Data from the metric can be useful if shared within a team. Analyzed results, indicating the health of the project would be good for management, but individual performance would not. Metrics which will have an effect individuals rather that something of a larger scale (i.e., a project) can not be reliably used if the individual concerned is able to affect the results of the metric concerned. For example just using LOC as a measure for performance appraisal, may lead a programmer to write extra unnecessary code.
This would can lead to skewing of the result of the metrics; reducing the metrics usefulness.

The wider implication of this can be quite large. I have read somewhere (but unfortunately can not find the reference) proposing that Enron changed from a company, which transparency, honesty and accountability were core values, to one where corruption and deceiving practices were the norm (which lead to its scandalous down fall)because of the practice of firing of the lowest performing team members based on flawed metrics. (This policy was introduces by the CEO create competition between team members (out of fear of being the bottom performing member and then getting fired) which would lead to increased productivity. This performance was based on flawed metrics which could be skewed. This is an extreme example but it shows the importance of getting it right.

Metrics are often more useful when measure against another measure i.e., errors found per LOC or LOC per person month.

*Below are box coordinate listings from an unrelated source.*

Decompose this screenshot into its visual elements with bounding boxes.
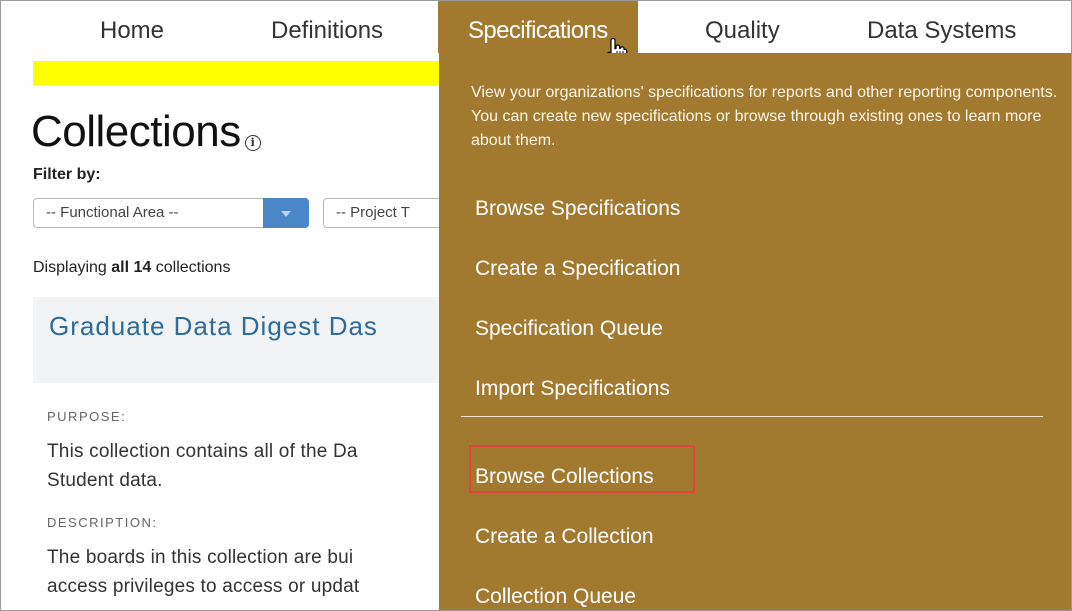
menu-item-create-collection[interactable]: Create a Collection [475,525,654,549]
menu-item-collection-queue[interactable]: Collection Queue [475,585,636,609]
app-window: Home Definitions Specifications Quality … [0,0,1072,611]
filter-label: Filter by: [33,166,101,183]
description-label: DESCRIPTION: [47,515,158,530]
page-title: Collections [31,107,241,156]
page-header: Collections i [31,107,261,157]
result-count: Displaying all 14 collections [33,259,230,277]
description-text-line-1: The boards in this collection are bui [47,547,354,568]
menu-item-browse-collections[interactable]: Browse Collections [475,465,654,489]
menu-divider [461,416,1043,417]
nav-definitions[interactable]: Definitions [271,17,383,45]
alert-banner [33,61,443,85]
description-text-line-2: access privileges to access or updat [47,576,360,597]
menu-item-specification-queue[interactable]: Specification Queue [475,317,663,341]
purpose-text-line-2: Student data. [47,470,163,488]
collection-title-link[interactable]: Graduate Data Digest Das [49,311,378,342]
purpose-label: PURPOSE: [47,409,127,424]
dropdown-description: View your organizations' specifications … [471,84,1058,149]
collection-card: Graduate Data Digest Das [33,297,453,383]
nav-data-systems[interactable]: Data Systems [867,17,1016,45]
result-count-number: all 14 [111,259,152,276]
nav-quality[interactable]: Quality [705,17,780,45]
result-count-prefix: Displaying [33,259,112,276]
nav-home[interactable]: Home [100,17,164,45]
info-icon[interactable]: i [244,135,261,151]
functional-area-select[interactable]: -- Functional Area -- [33,198,263,228]
menu-item-import-specifications[interactable]: Import Specifications [475,377,670,401]
top-nav: Home Definitions Specifications Quality … [1,1,1071,53]
menu-item-browse-specifications[interactable]: Browse Specifications [475,197,680,221]
chevron-down-icon[interactable] [263,198,309,228]
result-count-suffix: collections [151,259,231,276]
menu-item-create-specification[interactable]: Create a Specification [475,257,680,281]
specifications-dropdown-menu: View your organizations' specifications … [439,53,1071,610]
project-type-select[interactable]: -- Project T [323,198,453,228]
purpose-text-line-1: This collection contains all of the Da [47,441,358,462]
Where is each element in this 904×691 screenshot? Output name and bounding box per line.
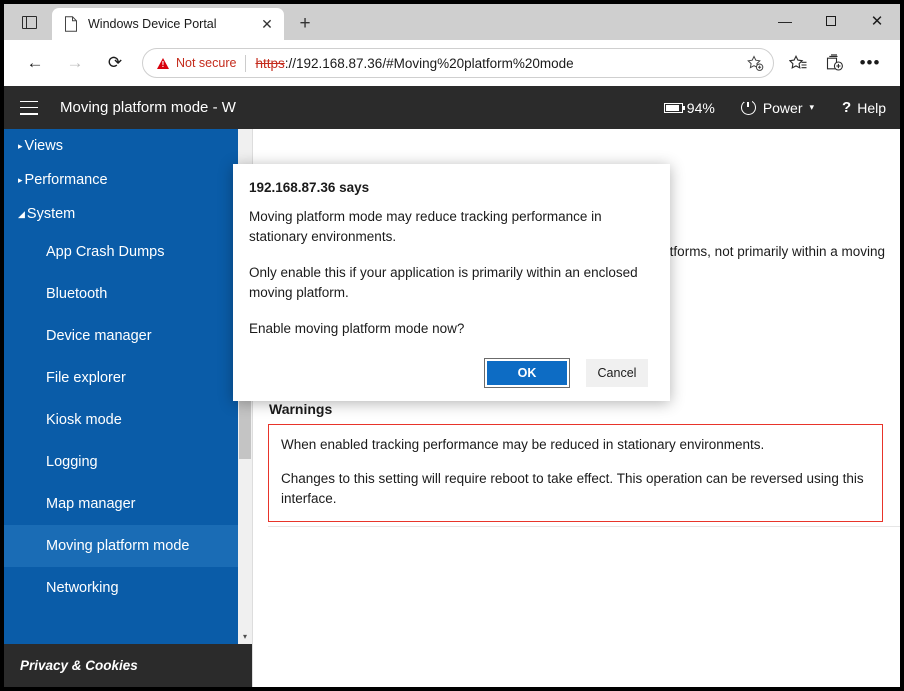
privacy-footer: Privacy & Cookies [4, 644, 252, 687]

There are many different metrics that can be used not just LOC


There is an importance in storing metrics data for later use (there is no point in making the measurements if you are not going to use them later) A project may take a year or more, so data will need to be stored in a useful manner for years to come.


My own thoughts on what metrics implies:

The question is then what to do with the data!?
It can be used to provide feedback to improve the weighting factors used in estimating the size of projects. For example if you used (say) 6.5 function points is equivalent to one person month. But found from your metrics that 6.2 was a better weighting factor for estimation. It could also be used in a similar way to mile stones to gauge progress of a project.
Then there is using data in the context of a Deming (or PDCA, or Shewhart) cycle (http://en.wikipedia.org/wiki/PDCA )to measure performance, isolate a possible weak area, plan ways to improve, do something to the effect of the plan and measure again (and the cycle continues) PDCA cycles work best is there is some hard data to act upon (other wise you may be making things worse when they don't need changing because you acted on some subjective (non)data. )

Deming http://en.wikipedia.org/wiki/W._Edwards_Deming is a personal hero of mine so I had to put in a reference to him.

Monday, February 25, 2008

159.351 stuff

Software Eng today we as small groups (1/3 of the class), discussed the differences of the various stages of software development( teams design coding deployment //find out all of steps//) when doing student project coding vs professional development.